After the exercise, each person was given the drink they had not had before. The men who had fasted received the shake, and the other group took the placebo.

This routine continued for six weeks. After that, the scientists studied the numbers and found some telling differences between the groups. The control group’s level of physical fitness and insulin sensitivity remained the same, as predicted. The men in both groups who exercised improved their physical fitness and saw their waistlines shrink, although few had lost weight.

But the men who cycled on an empty stomach had burned about twice as much fat in each cycling session as the men who drank the shake before. They all burned about the same number of calories cycling, but more of those calories came from fat when the men hadn’t eaten before.

By the end of the study, these participants also showed greater improvement in their insulin sensitivity and had developed higher levels of certain proteins in their muscles that influence how muscle cells react to insulin and utilize blood glucose.

Professor of physiology and nutrition at the University of Bath Javier Gonzalez led the study, which was published in the “Journal of Clinical Endocrinology and Metabolism” at the end of 2019. For him, the findings suggest that “if we exercise before having breakfast, morning, we can better enjoy our exercise session without increasing its intensity or duration”.

The reasons for this additional metabolic boost are complex, he said, but likely involve a reduction in muscle fat.

The bodies of the men who were fasting had to draw on internal energy reserves, including muscle fat, for fuel. An interesting fact is that the participants who exercised in a fasted state did not find the exercise session more tiring than those in the other group, according to subjective evaluations of the effort they put in.

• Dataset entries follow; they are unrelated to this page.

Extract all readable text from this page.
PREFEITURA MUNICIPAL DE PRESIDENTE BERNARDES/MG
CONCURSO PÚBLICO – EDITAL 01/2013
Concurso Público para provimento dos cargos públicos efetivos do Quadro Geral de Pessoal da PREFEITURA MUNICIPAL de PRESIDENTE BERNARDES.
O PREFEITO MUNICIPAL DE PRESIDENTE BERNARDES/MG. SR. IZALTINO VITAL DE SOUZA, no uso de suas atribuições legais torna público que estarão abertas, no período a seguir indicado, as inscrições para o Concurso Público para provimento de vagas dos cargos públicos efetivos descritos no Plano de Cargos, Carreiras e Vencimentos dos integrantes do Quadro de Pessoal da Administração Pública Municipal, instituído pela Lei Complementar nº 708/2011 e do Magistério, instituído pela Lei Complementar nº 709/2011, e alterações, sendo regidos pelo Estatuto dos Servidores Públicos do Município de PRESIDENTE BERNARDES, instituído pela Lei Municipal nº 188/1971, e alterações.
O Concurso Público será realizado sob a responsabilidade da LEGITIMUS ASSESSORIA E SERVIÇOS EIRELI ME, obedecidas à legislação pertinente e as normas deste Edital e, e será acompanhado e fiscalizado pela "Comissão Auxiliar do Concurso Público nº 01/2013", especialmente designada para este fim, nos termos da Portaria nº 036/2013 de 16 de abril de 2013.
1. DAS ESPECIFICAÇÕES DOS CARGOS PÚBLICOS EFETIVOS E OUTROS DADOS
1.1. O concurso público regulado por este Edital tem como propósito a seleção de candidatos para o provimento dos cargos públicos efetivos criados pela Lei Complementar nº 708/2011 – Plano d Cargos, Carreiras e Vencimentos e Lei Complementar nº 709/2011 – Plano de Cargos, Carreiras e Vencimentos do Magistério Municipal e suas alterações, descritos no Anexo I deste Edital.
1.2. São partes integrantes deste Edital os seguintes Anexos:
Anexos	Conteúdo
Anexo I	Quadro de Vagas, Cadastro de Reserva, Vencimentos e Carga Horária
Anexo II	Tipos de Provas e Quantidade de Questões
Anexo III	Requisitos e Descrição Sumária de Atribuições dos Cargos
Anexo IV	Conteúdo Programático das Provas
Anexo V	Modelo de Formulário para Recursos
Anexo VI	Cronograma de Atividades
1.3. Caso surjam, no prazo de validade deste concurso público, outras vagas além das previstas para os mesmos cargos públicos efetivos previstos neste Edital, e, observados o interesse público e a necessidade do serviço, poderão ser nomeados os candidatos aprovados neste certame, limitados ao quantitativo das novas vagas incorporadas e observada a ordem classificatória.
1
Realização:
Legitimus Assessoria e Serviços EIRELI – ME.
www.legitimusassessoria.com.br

But the study looked primarily at insulin sensitivity and not other aspects of exercise and metabolism, including weight loss (other research by some of the same scientists has studied how eating before exercise can affect appetite).

The researchers were also unable to determine whether skipping lunch and exercising in the late afternoon would have the same effects, but that seems likely, according to Gonzalez.

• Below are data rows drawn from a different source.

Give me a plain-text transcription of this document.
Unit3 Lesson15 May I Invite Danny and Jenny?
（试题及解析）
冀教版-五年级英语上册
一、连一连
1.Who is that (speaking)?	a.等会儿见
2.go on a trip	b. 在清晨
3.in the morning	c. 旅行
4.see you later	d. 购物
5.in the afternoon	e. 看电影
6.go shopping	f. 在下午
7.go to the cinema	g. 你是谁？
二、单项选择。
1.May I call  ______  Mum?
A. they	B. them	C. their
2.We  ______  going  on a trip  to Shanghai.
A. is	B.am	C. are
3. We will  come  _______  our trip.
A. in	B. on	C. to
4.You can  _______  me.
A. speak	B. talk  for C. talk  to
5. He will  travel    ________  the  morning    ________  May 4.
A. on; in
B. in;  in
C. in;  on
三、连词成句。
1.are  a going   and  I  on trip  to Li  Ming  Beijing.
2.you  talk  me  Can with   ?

“We believe the key is in the fasting period, not the timing,” he said.

So if you’re thinking about working out to get healthier on vacation, it might be a case of getting up and heading out to exercise earlier in the morning or after hours of fasting. But, said Gonzalez, if your schedule or preferences don’t allow you to exercise in the morning or on an empty stomach, don’t worry too much.

“Any physical activity is better than none,” he explained, whatever time you can fit it in.